He waited for me and I floundered.
Do you want to be on the side of the patients or the doctors? I thought. Neither. Don’t touch it. Walk away. Say you’re sorry and go out and have a drink in memory of Annie and all the other damaged people you’ve helped but not enough to make any difference.
‘Tell me more,’ I said.
2
Greenway gave me five hundred dollars in cash which was unusual but not something for me to tear my hair out over. Then he surprised me by standing up, grabbing his bag and jerking his head at the door. ‘You’ve got a car, haven’t you?’
‘Sure.’
‘I don’t like small rooms very much. Let me show you the place we’re talking about.’

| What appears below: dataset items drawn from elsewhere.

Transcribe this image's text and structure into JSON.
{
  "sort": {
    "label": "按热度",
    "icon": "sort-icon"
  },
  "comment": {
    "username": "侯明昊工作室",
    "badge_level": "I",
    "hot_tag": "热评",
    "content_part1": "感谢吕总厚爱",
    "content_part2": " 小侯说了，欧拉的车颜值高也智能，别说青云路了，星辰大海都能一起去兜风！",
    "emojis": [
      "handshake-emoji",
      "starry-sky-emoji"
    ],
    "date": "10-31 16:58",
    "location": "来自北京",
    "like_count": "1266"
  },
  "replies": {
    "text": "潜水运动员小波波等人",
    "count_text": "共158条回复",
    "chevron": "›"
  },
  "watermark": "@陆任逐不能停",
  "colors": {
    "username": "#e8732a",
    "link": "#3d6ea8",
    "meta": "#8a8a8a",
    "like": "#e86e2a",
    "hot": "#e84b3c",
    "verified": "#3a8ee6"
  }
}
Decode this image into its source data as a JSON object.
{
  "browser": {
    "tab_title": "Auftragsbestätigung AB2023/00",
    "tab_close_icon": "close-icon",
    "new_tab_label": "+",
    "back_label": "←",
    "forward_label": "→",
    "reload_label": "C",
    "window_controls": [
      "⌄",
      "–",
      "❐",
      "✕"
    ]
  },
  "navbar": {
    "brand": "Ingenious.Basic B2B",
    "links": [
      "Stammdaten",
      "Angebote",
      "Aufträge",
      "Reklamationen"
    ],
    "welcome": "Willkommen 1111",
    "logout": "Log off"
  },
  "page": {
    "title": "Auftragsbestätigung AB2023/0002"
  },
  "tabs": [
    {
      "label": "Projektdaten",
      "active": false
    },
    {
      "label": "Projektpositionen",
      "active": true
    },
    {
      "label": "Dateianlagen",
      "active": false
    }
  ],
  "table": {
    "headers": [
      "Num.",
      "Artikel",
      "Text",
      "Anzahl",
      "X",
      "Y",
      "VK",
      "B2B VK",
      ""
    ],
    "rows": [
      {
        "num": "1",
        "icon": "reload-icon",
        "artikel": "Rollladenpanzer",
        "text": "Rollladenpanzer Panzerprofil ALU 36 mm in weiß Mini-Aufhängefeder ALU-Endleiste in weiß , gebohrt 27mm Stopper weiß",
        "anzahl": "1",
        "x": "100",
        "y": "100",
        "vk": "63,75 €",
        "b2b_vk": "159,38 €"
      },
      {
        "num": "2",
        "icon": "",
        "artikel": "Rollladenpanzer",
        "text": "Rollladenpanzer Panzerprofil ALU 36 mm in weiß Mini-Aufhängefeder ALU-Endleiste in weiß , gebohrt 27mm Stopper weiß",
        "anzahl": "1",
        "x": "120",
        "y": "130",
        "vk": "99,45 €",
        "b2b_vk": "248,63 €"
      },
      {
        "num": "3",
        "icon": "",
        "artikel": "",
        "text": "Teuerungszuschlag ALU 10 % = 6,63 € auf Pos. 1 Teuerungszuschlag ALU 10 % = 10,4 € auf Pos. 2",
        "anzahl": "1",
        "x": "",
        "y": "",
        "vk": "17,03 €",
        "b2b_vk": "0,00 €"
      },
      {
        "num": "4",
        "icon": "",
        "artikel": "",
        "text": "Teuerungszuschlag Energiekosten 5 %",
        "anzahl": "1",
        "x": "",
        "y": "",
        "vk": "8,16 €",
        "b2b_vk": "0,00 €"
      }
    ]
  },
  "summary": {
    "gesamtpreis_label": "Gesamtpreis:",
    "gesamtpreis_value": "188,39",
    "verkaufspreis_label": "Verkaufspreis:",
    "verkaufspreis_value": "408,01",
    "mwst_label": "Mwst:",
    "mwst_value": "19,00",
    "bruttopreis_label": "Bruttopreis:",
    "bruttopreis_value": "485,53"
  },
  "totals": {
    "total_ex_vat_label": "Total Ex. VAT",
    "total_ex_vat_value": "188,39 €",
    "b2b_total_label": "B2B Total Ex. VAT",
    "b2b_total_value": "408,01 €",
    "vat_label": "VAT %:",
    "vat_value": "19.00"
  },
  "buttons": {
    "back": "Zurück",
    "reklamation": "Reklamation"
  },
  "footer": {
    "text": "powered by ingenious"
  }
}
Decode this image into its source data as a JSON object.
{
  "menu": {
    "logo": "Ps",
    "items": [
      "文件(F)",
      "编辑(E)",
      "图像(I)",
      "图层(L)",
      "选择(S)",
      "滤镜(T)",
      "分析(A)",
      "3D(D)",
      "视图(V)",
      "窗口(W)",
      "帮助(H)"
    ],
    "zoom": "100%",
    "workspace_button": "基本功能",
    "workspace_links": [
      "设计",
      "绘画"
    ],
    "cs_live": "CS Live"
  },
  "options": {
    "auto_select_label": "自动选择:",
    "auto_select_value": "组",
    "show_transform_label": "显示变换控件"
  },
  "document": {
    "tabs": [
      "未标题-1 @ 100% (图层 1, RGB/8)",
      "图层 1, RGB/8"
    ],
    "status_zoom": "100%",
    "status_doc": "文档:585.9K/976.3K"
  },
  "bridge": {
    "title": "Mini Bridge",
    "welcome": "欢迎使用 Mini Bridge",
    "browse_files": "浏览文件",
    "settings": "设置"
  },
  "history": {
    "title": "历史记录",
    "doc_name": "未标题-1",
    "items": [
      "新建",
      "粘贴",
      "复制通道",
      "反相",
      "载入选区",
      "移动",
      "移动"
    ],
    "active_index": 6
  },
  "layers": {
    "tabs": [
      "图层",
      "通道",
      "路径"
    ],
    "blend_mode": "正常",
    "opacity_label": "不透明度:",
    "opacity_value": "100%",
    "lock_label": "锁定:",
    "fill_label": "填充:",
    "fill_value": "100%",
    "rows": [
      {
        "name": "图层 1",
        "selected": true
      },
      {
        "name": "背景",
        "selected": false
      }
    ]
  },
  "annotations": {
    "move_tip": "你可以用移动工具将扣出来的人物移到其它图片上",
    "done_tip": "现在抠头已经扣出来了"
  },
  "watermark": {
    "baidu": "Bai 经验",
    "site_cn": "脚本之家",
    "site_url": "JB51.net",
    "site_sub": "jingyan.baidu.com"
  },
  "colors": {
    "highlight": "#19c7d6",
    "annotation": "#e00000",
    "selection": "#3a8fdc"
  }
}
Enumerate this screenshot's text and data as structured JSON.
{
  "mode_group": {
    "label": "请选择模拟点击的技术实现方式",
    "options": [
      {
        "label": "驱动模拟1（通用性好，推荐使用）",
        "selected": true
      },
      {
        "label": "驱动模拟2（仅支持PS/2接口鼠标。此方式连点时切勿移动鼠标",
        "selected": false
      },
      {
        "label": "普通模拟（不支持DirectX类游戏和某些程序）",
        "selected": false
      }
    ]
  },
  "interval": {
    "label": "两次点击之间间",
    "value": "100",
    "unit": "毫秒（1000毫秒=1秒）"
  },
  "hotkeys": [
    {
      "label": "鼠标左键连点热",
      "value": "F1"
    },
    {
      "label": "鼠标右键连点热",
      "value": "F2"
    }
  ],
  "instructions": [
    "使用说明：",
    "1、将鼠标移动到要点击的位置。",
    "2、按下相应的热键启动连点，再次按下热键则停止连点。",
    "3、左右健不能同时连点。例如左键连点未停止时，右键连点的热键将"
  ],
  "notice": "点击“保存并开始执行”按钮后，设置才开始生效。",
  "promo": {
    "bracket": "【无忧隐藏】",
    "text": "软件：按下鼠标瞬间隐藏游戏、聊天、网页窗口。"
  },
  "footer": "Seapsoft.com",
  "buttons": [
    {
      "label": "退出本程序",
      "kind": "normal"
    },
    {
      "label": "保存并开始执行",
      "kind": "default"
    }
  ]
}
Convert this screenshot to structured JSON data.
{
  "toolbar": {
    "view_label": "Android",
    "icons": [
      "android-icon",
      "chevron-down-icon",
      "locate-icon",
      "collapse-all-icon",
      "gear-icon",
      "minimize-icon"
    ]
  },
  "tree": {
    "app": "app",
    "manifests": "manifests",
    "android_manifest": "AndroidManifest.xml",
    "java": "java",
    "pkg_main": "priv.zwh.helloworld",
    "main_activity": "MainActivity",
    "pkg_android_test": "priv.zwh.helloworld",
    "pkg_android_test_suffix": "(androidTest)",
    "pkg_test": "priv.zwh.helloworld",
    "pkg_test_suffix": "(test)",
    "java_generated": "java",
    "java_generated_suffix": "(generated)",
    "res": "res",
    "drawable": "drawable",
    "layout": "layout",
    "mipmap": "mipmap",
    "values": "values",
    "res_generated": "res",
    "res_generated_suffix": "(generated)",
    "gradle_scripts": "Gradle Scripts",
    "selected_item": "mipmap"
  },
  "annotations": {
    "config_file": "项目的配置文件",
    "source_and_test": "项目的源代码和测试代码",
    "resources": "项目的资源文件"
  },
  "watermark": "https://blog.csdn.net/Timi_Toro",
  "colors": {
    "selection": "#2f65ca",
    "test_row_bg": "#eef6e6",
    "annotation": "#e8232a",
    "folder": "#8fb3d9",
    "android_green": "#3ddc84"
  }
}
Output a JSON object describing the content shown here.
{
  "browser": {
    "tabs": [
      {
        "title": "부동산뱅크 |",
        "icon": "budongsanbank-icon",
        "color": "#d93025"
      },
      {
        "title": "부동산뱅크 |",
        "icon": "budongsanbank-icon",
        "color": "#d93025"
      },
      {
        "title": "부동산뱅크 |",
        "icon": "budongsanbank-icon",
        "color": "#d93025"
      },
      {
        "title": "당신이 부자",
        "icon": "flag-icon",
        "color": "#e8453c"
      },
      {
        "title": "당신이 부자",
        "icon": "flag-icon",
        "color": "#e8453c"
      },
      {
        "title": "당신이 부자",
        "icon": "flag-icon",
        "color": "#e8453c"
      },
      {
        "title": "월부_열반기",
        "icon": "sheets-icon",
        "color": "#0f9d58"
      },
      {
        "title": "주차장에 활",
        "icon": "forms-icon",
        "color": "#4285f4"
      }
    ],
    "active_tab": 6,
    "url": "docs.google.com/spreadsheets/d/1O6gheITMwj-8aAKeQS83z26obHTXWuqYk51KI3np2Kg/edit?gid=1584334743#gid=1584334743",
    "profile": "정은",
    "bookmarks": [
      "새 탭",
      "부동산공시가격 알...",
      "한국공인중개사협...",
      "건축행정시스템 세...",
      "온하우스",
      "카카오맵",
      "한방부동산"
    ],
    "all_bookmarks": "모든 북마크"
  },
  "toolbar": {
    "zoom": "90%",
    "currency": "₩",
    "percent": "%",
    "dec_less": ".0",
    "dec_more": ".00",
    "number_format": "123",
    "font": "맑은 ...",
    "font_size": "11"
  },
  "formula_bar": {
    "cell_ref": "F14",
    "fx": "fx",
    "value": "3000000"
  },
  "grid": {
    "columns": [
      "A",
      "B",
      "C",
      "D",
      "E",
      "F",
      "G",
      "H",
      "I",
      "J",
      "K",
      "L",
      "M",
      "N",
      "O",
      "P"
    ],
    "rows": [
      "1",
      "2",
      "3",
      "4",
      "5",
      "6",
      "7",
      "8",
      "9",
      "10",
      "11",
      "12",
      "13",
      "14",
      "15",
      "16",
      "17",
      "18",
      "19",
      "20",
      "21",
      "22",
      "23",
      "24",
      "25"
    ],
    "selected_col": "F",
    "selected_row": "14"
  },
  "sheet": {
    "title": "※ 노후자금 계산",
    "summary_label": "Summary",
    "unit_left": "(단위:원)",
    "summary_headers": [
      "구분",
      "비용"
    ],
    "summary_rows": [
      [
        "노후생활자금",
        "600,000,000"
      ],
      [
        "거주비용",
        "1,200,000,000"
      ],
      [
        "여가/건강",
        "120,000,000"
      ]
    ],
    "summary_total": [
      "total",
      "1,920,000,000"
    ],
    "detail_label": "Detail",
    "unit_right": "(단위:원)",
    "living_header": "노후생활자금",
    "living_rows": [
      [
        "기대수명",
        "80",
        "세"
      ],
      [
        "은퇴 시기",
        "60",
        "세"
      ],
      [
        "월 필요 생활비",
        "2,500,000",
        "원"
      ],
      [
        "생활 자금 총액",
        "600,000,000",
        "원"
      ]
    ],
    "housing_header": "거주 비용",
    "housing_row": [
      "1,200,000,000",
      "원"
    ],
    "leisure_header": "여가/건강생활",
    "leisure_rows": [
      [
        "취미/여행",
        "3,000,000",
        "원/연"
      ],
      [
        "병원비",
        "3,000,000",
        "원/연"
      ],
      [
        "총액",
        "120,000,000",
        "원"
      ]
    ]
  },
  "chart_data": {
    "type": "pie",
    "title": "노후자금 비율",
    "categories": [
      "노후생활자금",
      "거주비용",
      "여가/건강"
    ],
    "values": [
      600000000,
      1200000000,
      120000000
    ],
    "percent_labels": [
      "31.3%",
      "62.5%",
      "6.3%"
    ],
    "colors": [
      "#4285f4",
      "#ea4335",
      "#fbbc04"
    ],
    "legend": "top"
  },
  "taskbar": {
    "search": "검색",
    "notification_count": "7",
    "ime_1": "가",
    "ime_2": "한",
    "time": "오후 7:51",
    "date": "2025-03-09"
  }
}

We went down to the lane at the back of the building where I keep my 1984 Falcon on a slab of concrete Primo Tomasetti the tattooist rents to me. Primo was standing in the lane having a smoke. He recently declared his tattoo parlour a No Smoking zone on a trial basis. He looked at the car which has replaced a 1965 model, same colour, fewer miles, less rust.
‘Looks great, Cliff,’ he said. ‘Just like you’d be with a facelift.’
‘Are you thinking of going into that business?’ I asked him. ‘It’s only a sort of sideways move.’
‘Yeah,’ he said. ‘The first’d be the toughest. You volunteering?’
Greenway was standing by, not paying any attention. I unlocked the passenger door and opened it for him. He got in slowly and gracefully. Primo stared. ‘Who is he?’ he whispered. ‘A doctor?’
I winked at him. ‘The Pope’s grandson. Keep it under your hat.’
It was the last week in March. Daylight saving was a recent memory and the sun was still high in the late afternoon and a problem as I was driving into it. I asked Greenway to get my sunglasses out of the glove box.